Legenda o św. Barbarze.
” Według niej święta Barbara urodziła się w III wieku w mieście Nikodemia – dzisiaj – Izmir w Bitynii – dzisiejsza Turcja. Dioskurus ojciec Barbary był wdowcem, a zarazem zatwardziałym poganinem. Barbara była jego jedyną córką. Zauroczony swoją latoroślą, spełniał jej wszelkie zachcianki. Niestety był nad wyraz zazdrosny. Nie wyobrażał sobie, aby córka wyszła za mąż. Tymczasem Barbara wyrosła na piękną i mądrą dziewczynę. Pragnęła się też uczyć. Wychodząc naprzeciw jej życzeniom rodzic sprowadzał nauczycieli do pałacu. Na jego nieszczęście jeden z nich, wybitny filozof Orygenes, okazał się być chrześcijaninem. Dzięki jego naukom i za jego namową – Barbara przyjęła chrzest i przeszła na wiarę katolicką. Co więcej. Na tę wiarę pragnęła „przeciągnąć” również ojca. Tego było mu już za wiele. Nie chciał o tym słyszeć. Nie miał zamiaru zdradzać rzymskich Bogów.
Powziął natomiast zamiar… zabicia Barbary. Ta jednak wymknęła się z izby na dwór i uciekła do lasu. Tu przy skale dogonił ją ojciec z mieczem z zamiarem pozbawienia życia. Gdy się zamachnął… skała się rozstąpiła, tworząc jaskinię w której się schowała. Dioskurus nie dał za wygraną. Znalazł jej kryjówkę dzięki zdradzie pasterza, którego omamił pieniędzmi.

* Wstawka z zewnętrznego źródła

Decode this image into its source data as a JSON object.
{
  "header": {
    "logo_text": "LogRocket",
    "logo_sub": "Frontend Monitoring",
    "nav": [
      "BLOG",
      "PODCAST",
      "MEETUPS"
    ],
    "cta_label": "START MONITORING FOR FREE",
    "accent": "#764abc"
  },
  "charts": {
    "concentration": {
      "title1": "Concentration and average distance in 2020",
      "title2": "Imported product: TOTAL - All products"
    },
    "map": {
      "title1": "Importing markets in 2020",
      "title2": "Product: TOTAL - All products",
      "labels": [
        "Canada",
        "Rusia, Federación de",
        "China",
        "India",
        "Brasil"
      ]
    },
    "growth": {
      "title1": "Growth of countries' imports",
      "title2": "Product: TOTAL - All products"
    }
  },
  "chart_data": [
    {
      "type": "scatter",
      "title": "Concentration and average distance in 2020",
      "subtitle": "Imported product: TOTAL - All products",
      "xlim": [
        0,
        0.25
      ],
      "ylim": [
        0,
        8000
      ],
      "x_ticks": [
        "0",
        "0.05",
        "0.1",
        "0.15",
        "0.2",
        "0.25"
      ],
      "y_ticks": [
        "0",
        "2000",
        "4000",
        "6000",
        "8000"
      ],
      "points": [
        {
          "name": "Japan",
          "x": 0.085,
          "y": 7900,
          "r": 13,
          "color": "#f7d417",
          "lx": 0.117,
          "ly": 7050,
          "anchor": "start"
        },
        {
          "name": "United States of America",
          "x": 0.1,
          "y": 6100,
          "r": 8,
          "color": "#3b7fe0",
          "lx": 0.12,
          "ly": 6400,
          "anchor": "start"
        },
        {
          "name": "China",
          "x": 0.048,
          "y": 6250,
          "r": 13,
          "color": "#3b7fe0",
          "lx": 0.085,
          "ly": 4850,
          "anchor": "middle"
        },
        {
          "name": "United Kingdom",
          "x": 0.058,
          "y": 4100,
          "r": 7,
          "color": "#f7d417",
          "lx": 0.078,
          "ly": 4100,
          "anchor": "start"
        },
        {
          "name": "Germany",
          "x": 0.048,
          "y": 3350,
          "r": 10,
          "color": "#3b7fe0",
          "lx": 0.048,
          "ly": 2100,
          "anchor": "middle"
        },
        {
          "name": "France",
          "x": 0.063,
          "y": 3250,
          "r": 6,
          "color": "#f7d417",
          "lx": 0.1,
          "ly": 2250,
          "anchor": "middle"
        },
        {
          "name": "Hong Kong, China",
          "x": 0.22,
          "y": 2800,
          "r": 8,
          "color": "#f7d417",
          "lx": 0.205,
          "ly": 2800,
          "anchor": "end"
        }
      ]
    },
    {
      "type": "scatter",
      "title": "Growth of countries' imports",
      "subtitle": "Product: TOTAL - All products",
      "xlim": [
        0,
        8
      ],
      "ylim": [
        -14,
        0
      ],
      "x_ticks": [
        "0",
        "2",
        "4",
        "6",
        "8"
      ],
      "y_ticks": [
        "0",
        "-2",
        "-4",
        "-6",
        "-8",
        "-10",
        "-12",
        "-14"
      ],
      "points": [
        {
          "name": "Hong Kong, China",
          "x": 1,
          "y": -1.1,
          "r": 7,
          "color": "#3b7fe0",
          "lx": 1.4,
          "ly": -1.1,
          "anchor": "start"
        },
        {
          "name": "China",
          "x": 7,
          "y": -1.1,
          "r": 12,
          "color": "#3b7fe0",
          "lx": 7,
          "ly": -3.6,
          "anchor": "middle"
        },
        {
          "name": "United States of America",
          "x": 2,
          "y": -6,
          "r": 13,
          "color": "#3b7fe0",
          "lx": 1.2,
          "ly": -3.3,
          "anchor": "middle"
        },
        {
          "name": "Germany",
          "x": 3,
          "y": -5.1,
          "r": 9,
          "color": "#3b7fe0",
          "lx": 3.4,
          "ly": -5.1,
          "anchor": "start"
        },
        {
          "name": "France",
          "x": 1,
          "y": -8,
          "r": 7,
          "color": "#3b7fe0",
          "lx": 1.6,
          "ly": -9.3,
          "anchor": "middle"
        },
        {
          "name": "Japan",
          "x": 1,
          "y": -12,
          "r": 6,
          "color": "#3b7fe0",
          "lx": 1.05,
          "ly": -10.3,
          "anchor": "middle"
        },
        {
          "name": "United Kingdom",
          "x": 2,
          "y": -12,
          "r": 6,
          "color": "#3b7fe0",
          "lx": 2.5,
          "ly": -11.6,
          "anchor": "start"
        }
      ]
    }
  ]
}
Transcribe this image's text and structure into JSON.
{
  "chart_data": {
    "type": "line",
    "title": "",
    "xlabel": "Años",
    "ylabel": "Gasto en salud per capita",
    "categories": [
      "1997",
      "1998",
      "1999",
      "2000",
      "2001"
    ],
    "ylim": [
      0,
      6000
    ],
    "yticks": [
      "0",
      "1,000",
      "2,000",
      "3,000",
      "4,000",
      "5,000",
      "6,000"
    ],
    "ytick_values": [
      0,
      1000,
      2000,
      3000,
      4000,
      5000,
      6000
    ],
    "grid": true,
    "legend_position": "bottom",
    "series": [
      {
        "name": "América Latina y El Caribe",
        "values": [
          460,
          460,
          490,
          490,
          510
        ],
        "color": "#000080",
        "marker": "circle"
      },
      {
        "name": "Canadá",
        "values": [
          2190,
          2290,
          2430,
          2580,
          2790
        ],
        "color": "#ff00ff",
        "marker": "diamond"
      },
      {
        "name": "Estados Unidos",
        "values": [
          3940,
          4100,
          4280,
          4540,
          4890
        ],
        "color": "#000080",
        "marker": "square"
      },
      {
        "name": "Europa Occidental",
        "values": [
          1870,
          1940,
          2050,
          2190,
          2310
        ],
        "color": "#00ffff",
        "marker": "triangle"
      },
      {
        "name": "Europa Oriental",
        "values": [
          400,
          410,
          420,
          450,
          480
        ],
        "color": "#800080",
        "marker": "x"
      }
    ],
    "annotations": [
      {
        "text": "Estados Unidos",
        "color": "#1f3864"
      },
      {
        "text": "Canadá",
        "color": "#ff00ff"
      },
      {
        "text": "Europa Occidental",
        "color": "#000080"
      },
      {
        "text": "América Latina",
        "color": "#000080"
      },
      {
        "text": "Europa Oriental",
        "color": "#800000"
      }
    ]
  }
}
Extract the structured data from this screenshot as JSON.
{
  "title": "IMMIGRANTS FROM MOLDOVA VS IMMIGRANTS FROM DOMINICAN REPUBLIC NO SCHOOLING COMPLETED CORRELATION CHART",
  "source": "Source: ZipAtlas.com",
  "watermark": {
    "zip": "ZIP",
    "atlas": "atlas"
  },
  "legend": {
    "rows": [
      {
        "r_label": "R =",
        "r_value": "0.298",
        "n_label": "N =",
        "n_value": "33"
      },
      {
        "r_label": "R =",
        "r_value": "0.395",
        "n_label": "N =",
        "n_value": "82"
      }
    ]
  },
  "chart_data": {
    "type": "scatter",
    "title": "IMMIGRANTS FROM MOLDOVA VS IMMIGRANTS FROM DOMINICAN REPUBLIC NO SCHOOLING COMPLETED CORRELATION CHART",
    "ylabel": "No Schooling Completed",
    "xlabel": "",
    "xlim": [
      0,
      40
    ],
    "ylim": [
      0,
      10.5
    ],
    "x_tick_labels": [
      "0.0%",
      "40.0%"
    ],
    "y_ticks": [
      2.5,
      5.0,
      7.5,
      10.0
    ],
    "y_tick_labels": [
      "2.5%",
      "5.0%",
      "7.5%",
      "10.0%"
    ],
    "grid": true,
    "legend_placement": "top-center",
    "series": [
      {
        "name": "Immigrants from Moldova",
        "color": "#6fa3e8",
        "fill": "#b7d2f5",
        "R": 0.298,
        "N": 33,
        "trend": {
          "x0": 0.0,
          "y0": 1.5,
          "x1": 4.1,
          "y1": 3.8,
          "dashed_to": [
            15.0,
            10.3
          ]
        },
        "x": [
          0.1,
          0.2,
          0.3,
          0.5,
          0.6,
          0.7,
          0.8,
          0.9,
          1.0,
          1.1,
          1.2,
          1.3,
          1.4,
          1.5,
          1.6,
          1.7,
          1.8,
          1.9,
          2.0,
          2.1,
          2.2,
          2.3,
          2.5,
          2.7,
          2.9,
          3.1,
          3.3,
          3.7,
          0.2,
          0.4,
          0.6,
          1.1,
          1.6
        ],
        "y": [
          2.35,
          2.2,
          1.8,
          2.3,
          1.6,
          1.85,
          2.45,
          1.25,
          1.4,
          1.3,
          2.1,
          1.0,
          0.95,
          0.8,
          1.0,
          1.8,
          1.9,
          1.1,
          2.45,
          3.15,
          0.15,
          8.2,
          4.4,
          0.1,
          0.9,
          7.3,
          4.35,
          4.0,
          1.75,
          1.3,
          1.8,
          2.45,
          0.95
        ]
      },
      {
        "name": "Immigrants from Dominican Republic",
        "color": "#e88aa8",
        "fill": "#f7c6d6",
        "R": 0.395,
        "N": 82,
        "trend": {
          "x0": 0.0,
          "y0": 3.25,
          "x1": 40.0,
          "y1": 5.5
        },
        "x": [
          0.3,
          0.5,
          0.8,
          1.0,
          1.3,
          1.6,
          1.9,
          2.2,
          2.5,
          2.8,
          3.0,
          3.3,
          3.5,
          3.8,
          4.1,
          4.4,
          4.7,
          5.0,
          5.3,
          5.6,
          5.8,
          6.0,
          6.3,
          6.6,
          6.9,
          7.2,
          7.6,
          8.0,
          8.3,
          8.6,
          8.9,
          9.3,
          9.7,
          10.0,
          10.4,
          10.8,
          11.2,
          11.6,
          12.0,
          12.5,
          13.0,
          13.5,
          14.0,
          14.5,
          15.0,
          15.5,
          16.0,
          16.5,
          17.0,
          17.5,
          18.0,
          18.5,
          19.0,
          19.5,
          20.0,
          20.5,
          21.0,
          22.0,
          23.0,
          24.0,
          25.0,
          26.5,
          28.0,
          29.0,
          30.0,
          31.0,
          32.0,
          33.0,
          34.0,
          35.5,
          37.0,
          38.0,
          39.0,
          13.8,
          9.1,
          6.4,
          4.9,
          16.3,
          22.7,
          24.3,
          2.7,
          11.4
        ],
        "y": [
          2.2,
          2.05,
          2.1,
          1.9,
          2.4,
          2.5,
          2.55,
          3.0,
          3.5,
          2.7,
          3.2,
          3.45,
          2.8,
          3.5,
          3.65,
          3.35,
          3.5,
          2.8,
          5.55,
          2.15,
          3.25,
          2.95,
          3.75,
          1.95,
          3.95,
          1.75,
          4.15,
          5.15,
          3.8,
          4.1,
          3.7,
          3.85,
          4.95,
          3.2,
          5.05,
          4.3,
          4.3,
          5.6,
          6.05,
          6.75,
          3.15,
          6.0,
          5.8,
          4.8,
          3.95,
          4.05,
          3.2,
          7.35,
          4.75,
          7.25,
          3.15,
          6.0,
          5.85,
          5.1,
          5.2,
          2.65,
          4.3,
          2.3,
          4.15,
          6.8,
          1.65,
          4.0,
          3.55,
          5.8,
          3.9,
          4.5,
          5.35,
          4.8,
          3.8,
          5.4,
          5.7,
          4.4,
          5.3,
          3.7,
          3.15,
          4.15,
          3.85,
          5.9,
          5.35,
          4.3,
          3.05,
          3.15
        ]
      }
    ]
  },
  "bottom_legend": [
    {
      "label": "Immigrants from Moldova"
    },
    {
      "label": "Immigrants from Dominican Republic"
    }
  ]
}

Wówczas to wyrodny tatuś, oddał ją pod sąd zarządcy prowincji, oskarżając równocześnie o znieważenie rzymskich bogów. Ten wydał wyrok na Barbarę. Jego wykonanie wyjednał u sędziego sam Dioskurus. Ściął jej głowę mieczem za jednym zamachem. Stało się to w dniu 4 grudnia 236 roku. Gdy tylko głowa świętej Barbary spadła na ziemię z pogodnego nieba rąbnął piorun. Trafił w wyrodnego ojca i spalił go na… węgiel”.
Wśród skał Barbara natrafiła na podziemną pieczarę, w której znalazła schronienie. Dlatego dziś pomaga tym, którzy pracują pod ziemią.